More states are raising the age that juveniles get tried as adults

On Behalf of | Mar 9, 2020 | Juvenile Defense | 0 comments

Do minors know wrong from right? Considering that most minors do not have run-ins with the laws, it goes without saying that most minors know how to steer clear of trouble. Even so, there are several others who may be steered into trouble by external influences. When these juveniles commit crimes should they be tried as adults or as children?

Business Insider reports that after reviewing their policies, many states have decided to raise the age at which minors face trial as adults. Arizona is one of several states that made provisions to raise the age limit in more recent years. At the time the Business Insider article was published in 2016, the following states had become the most recent additions to the list:

  • South Carolina
  • Louisiana
  • New Hampshire
  • Connecticut
  • Illinois
  • Massachusetts

After passing these laws, many states have to grapple with how to put them into action. Despite the laws’ good intentions, juvenile facilities are often already overrun. While juvenile systems are more focused on rehabilitation, some also face intense levels of violence that make this difficult. This was the struggle South Carolina had to grapple with after passing the law.
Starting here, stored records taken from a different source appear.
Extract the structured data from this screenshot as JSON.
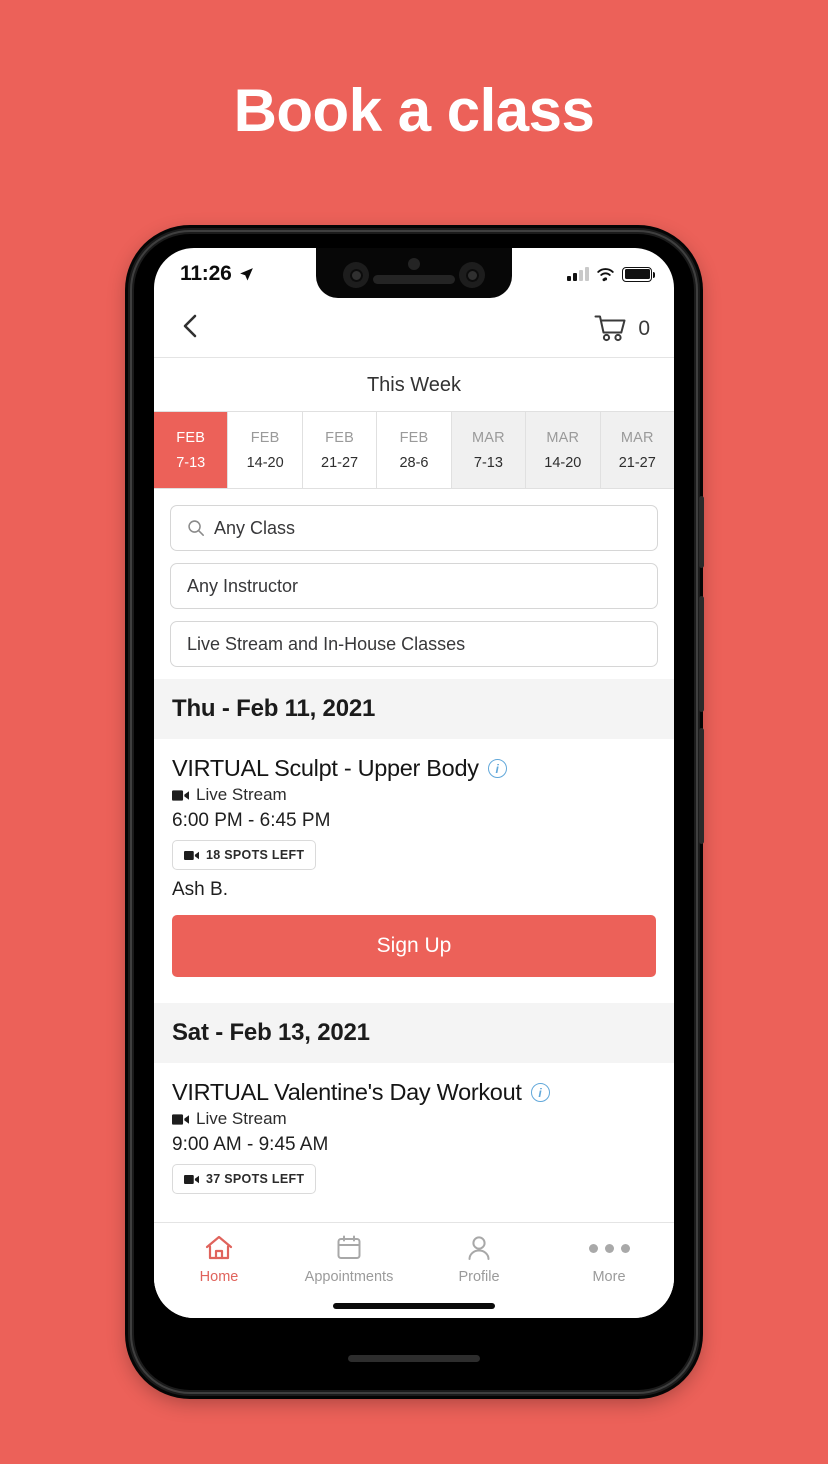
{
  "page": {
    "title": "Book a class",
    "background_color": "#ec6159",
    "accent_color": "#ec6159"
  },
  "status_bar": {
    "time": "11:26",
    "location_icon": "location-arrow-icon",
    "signal_icon": "cellular-signal-icon",
    "wifi_icon": "wifi-icon",
    "battery_icon": "battery-full-icon"
  },
  "app_bar": {
    "back_icon": "chevron-left-icon",
    "cart_icon": "shopping-cart-icon",
    "cart_count": "0"
  },
  "week_nav": {
    "label": "This Week",
    "weeks": [
      {
        "month": "FEB",
        "range": "7-13",
        "state": "active"
      },
      {
        "month": "FEB",
        "range": "14-20",
        "state": "normal"
      },
      {
        "month": "FEB",
        "range": "21-27",
        "state": "normal"
      },
      {
        "month": "FEB",
        "range": "28-6",
        "state": "normal"
      },
      {
        "month": "MAR",
        "range": "7-13",
        "state": "dim"
      },
      {
        "month": "MAR",
        "range": "14-20",
        "state": "dim"
      },
      {
        "month": "MAR",
        "range": "21-27",
        "state": "dim"
      }
    ]
  },
  "filters": {
    "class_value": "Any Class",
    "class_icon": "search-icon",
    "instructor_value": "Any Instructor",
    "type_value": "Live Stream and In-House Classes"
  },
  "schedule": [
    {
      "day_header": "Thu - Feb 11, 2021",
      "classes": [
        {
          "title": "VIRTUAL Sculpt - Upper Body",
          "info_icon": "info-circle-icon",
          "stream_icon": "video-camera-icon",
          "stream_label": "Live Stream",
          "time": "6:00 PM - 6:45 PM",
          "spots_icon": "video-camera-icon",
          "spots_label": "18 SPOTS LEFT",
          "instructor": "Ash B.",
          "action_label": "Sign Up"
        }
      ]
    },
    {
      "day_header": "Sat - Feb 13, 2021",
      "classes": [
        {
          "title": "VIRTUAL Valentine's Day Workout",
          "info_icon": "info-circle-icon",
          "stream_icon": "video-camera-icon",
          "stream_label": "Live Stream",
          "time": "9:00 AM - 9:45 AM",
          "spots_icon": "video-camera-icon",
          "spots_label": "37 SPOTS LEFT",
          "instructor": "",
          "action_label": ""
        }
      ]
    }
  ],
  "tab_bar": {
    "tabs": [
      {
        "label": "Home",
        "icon": "home-icon",
        "active": true
      },
      {
        "label": "Appointments",
        "icon": "calendar-icon",
        "active": false
      },
      {
        "label": "Profile",
        "icon": "person-icon",
        "active": false
      },
      {
        "label": "More",
        "icon": "ellipsis-icon",
        "active": false
      }
    ]
  }
}
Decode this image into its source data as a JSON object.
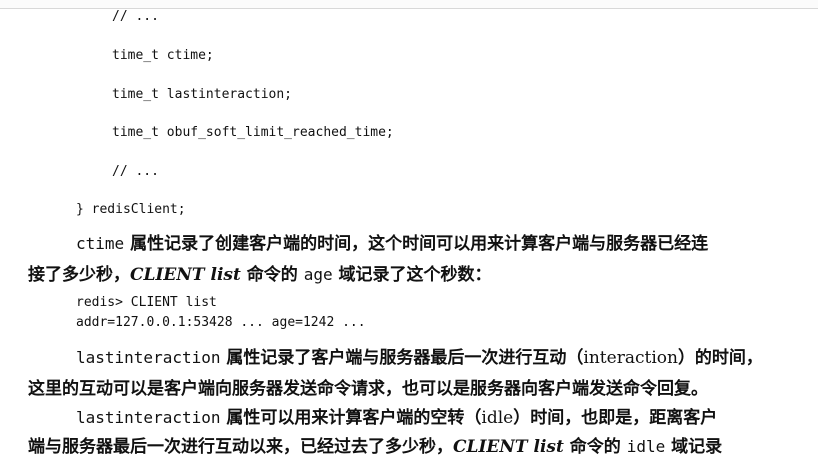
{
  "code_block_1": {
    "lines": [
      "// ...",
      "time_t ctime;",
      "time_t lastinteraction;",
      "time_t obuf_soft_limit_reached_time;",
      "// ...",
      "} redisClient;"
    ]
  },
  "paragraph_1": {
    "code": "ctime",
    "text_a": " 属性记录了创建客户端的时间，这个时间可以用来计算客户端与服务器已经连",
    "text_b": "接了多少秒，",
    "cmd": "CLIENT list",
    "text_c": " 命令的 ",
    "field": "age",
    "text_d": " 域记录了这个秒数："
  },
  "code_block_2": {
    "lines": [
      "redis> CLIENT list",
      "addr=127.0.0.1:53428 ... age=1242 ..."
    ]
  },
  "paragraph_2": {
    "code": "lastinteraction",
    "text_a": " 属性记录了客户端与服务器最后一次进行互动（",
    "term": "interaction",
    "text_b": "）的时间，",
    "text_c": "这里的互动可以是客户端向服务器发送命令请求，也可以是服务器向客户端发送命令回复。"
  },
  "paragraph_3": {
    "code": "lastinteraction",
    "text_a": " 属性可以用来计算客户端的空转（",
    "term": "idle",
    "text_b": "）时间，也即是，距离客户",
    "text_c": "端与服务器最后一次进行互动以来，已经过去了多少秒，",
    "cmd": "CLIENT list",
    "text_d": " 命令的 ",
    "field": "idle",
    "text_e": " 域记录"
  }
}
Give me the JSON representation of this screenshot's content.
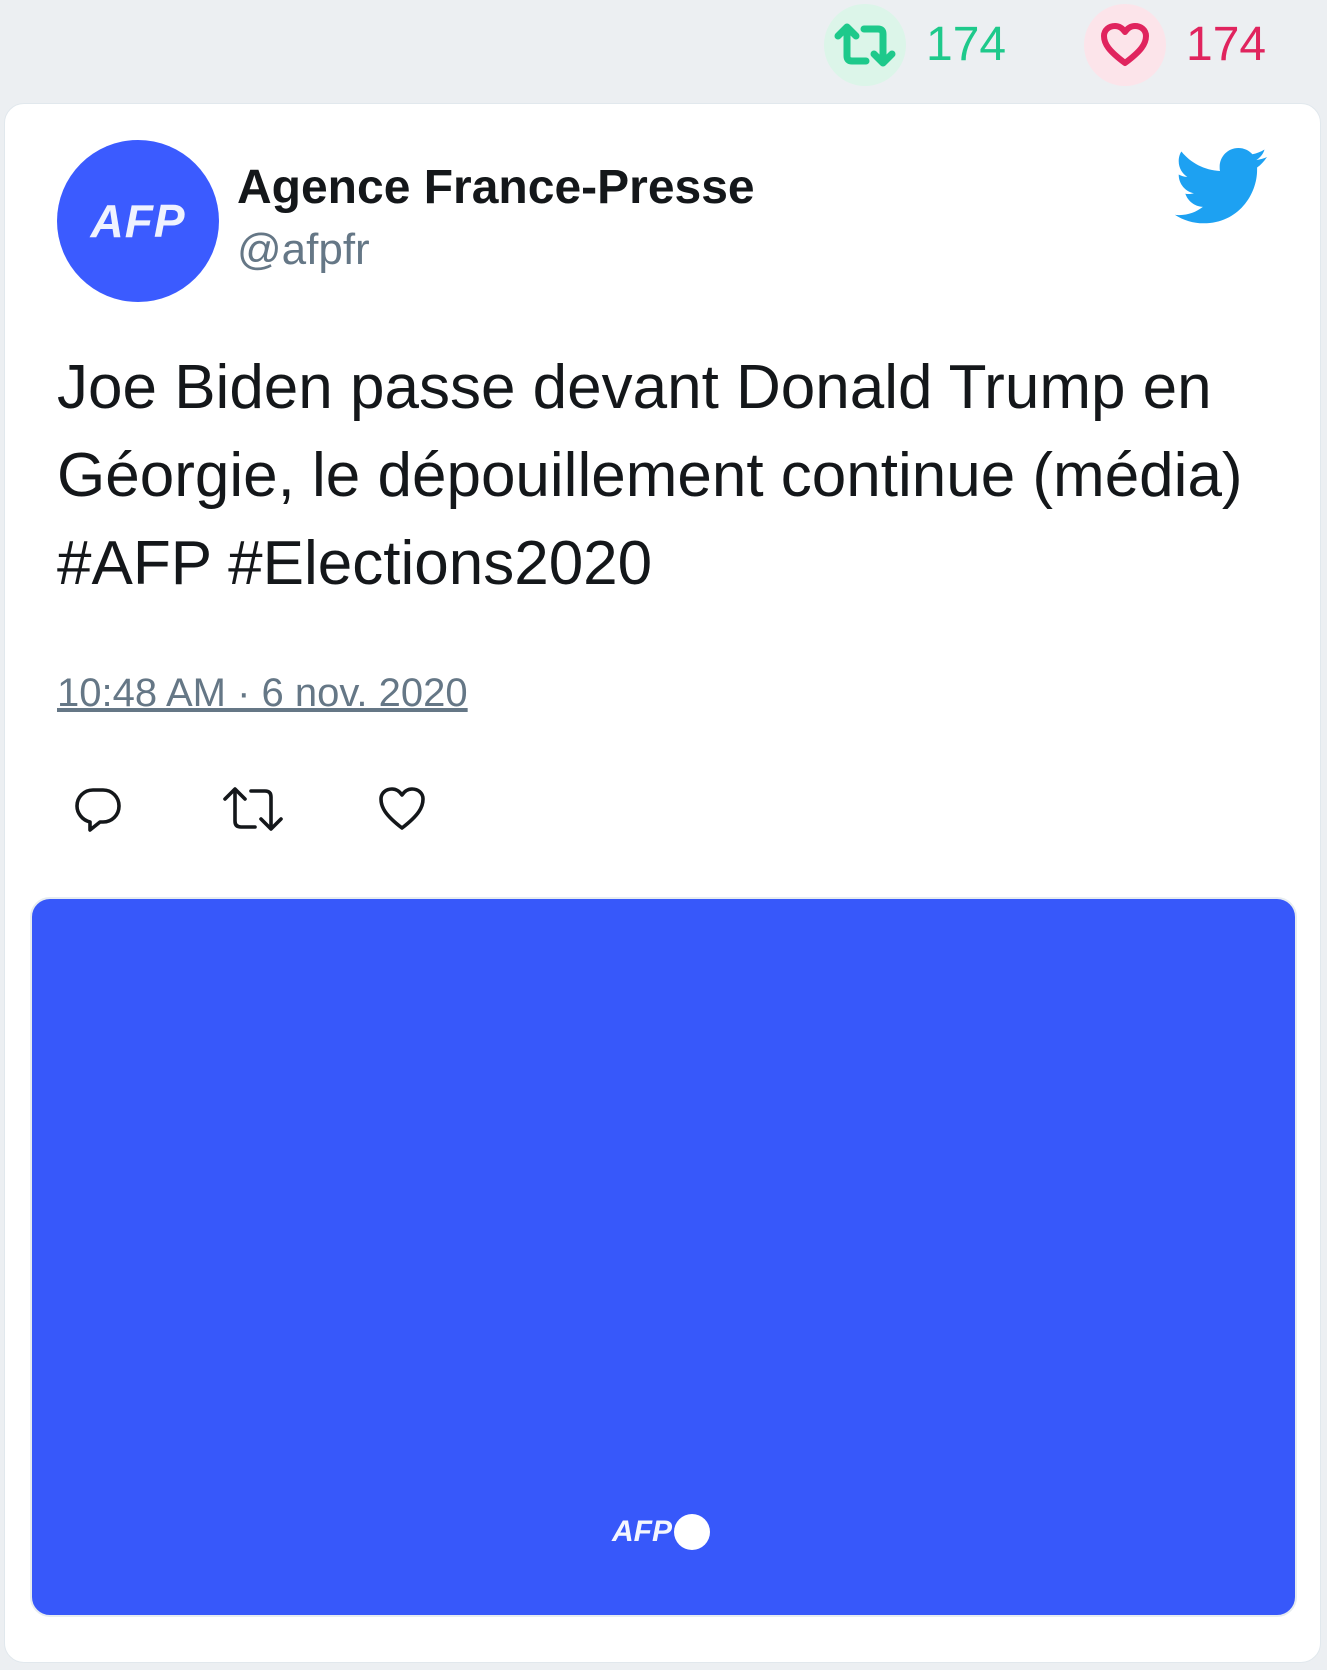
{
  "stats": {
    "retweets": "174",
    "likes": "174",
    "colors": {
      "retweet": "#1ec98b",
      "like": "#e0245e"
    }
  },
  "tweet": {
    "author_name": "Agence France-Presse",
    "author_handle": "@afpfr",
    "avatar_text": "AFP",
    "text": "Joe Biden passe devant Donald Trump en Géorgie, le dépouillement continue (média) #AFP #Elections2020",
    "timestamp": "10:48 AM · 6 nov. 2020",
    "actions": [
      "reply-icon",
      "retweet-icon",
      "like-icon"
    ]
  },
  "media": {
    "logo_text": "AFP",
    "background": "#3758fa"
  },
  "brand": {
    "twitter_blue": "#1da1f2",
    "afp_blue": "#3b5bff"
  }
}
The American Bar Association tackles juvenile trials from a more ethical standpoint. It poses the question of whether juveniles should ever be tried as adults and reports that the “tough on crime” system has produced more failures than successes. The practice of trying juveniles as adults was meant to deter them from committing crimes. However, studies have shown that the practice resulted in little to no changes to violent behavior and repeat offenses are on the rise.